Many of us believe that bankruptcy is the end of our credit life. Despair not because many people who have been out of business were able to recover quickly and rebuild their credit. Most of the, too were able to buy a new home .

Your bankruptcy report will be posted on your credit report for 10 years. Surely each mortgage lender will  see this fact when assessing your mortgage application. Although it may be difficult to find a bank to give you a mortgage, it is not impossible. The banks want to make money and there may be one that is ready to take the risk.

Credit Repair

Monday, August 4th, 2008

Before you start looking for a loan, a house or a car, you need to know what your credit looks like. A few small problems may not cost you much, but nothing more is going to hurt you when you are given an interest rate. Sometimes, your credit is the reason why you are turned down for a loan, no matter where you go. If you find that you have credit that needs help, you should think about how to repair credit before you register for any type of loan. You will save a lot of money in the long run if you do.

If you have a small bunch of debt you can pay off on your own, you can do a personal credit repair. However, you must ensure that these things are deleted from your credit report in time or at least marked paid. The late payment can still hurt you, but not as much as not having paid at all. If you have debts you can not handle, however, you may find some credit repair professionals.

There are different types of credit repair you can try, and what can be recommended will be based on your debt and some other factors. Some recommend that you can repay most of your debts by paying a little every month.

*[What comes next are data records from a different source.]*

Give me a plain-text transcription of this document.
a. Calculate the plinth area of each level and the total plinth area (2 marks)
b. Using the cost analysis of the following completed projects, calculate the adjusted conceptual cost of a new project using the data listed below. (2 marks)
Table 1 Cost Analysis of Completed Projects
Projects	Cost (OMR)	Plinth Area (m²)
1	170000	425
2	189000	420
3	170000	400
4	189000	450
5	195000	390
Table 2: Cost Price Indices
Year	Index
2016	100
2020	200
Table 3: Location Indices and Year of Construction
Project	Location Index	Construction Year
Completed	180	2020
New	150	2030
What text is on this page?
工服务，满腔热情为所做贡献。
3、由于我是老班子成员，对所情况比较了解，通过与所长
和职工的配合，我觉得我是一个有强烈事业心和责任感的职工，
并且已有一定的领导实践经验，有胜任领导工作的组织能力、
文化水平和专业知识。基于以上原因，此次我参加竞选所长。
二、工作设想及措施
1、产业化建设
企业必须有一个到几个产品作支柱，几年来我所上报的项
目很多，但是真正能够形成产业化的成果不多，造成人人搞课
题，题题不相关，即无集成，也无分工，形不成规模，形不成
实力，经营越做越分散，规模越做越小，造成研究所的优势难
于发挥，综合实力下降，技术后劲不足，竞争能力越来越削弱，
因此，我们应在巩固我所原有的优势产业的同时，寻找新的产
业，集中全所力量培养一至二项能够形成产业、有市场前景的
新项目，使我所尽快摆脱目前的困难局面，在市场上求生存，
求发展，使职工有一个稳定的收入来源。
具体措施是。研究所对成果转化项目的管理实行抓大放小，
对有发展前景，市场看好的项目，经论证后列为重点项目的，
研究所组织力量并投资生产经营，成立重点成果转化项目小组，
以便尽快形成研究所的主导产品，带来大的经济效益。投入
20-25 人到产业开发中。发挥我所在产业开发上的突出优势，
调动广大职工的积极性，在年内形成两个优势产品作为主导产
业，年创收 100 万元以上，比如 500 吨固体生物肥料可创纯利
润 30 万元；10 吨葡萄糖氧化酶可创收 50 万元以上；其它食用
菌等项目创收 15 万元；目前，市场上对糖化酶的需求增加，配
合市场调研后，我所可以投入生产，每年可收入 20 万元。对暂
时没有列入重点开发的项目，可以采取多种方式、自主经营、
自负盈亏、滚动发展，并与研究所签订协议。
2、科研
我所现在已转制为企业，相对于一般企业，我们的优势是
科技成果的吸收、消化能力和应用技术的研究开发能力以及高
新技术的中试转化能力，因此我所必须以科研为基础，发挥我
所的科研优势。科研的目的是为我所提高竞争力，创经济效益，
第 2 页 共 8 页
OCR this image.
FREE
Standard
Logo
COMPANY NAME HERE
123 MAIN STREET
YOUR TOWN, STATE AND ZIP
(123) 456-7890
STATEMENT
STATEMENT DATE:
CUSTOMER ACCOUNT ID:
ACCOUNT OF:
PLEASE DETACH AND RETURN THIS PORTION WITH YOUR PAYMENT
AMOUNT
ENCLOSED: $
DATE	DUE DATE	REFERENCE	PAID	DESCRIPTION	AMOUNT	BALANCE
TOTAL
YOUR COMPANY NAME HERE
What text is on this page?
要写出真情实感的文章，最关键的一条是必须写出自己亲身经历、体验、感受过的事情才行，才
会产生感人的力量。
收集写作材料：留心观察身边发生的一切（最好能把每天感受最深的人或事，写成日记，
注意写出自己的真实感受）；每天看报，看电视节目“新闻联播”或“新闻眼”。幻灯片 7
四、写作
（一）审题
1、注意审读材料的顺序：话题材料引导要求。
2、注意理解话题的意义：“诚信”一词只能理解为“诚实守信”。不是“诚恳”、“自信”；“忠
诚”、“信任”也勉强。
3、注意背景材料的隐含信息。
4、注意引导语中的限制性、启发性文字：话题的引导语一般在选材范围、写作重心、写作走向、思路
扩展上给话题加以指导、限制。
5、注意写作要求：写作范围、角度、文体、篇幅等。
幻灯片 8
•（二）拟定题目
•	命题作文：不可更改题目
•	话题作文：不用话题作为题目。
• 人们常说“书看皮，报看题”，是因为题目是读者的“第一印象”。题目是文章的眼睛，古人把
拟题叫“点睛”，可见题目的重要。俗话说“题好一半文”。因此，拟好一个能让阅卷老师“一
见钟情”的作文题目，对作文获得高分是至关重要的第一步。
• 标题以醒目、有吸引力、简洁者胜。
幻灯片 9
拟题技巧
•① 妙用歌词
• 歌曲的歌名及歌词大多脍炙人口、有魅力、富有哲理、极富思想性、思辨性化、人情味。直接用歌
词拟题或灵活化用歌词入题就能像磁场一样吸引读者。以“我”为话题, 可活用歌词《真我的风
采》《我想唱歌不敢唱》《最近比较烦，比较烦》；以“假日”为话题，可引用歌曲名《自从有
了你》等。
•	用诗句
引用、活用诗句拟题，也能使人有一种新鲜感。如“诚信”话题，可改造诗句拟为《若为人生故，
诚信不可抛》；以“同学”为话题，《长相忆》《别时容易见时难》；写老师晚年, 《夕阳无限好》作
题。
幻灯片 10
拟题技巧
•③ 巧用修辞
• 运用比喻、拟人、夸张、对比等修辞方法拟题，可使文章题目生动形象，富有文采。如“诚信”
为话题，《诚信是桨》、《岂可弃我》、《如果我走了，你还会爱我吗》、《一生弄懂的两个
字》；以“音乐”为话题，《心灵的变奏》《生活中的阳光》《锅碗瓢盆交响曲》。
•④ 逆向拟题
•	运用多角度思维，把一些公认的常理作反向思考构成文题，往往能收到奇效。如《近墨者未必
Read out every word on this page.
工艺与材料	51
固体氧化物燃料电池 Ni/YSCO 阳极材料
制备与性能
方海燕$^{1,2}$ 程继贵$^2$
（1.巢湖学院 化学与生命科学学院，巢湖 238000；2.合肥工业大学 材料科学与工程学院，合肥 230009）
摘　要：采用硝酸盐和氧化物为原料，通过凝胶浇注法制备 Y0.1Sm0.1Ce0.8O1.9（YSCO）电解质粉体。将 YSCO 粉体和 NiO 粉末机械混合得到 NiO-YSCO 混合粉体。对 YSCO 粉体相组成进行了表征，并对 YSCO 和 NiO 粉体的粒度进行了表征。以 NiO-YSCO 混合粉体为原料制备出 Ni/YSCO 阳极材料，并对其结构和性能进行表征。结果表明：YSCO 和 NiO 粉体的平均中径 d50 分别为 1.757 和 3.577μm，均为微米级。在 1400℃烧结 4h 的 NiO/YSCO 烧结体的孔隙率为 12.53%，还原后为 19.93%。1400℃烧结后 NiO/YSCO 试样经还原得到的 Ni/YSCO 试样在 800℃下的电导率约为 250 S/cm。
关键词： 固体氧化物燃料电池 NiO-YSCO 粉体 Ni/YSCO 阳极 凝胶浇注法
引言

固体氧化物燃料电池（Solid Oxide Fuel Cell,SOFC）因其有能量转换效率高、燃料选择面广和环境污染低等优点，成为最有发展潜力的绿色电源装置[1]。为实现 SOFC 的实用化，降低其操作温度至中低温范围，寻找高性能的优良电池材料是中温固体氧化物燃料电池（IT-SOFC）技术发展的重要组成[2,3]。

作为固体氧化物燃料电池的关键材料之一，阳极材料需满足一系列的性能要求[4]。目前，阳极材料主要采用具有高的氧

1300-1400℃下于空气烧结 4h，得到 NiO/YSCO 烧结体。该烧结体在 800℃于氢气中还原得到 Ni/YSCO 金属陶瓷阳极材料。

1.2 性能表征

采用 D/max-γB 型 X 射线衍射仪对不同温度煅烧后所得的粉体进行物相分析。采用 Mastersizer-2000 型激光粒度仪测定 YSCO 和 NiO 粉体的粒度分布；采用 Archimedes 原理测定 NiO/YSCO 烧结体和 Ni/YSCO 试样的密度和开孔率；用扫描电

The credit repair people or counselors will negotiate the payment of amounts, and then you give them money to make payments. In other cases, you may get a loan to cover your entire past debt, and then you make a payment each month to pay compensation. These types of credit repair is possible because your creditors will do everything to avoid the chance that you could file for bankruptcy. If you do, they will probably get nothing, and they know it.

Alongside these programs to repair credit, you should also consider going consumer credit through counseling. This will not necessarily restore your credit, but it will help you avoid problems that put you in debt, in the first place. These organizations will help you live within your means, stick to your budget and avoid borrowing more than you can comfortably pay within a reasonable time. Most of those who pass through the credit repair – but skip the counseling – end up right back in their debt five years or so on the road, so it’s a good idea for anyone.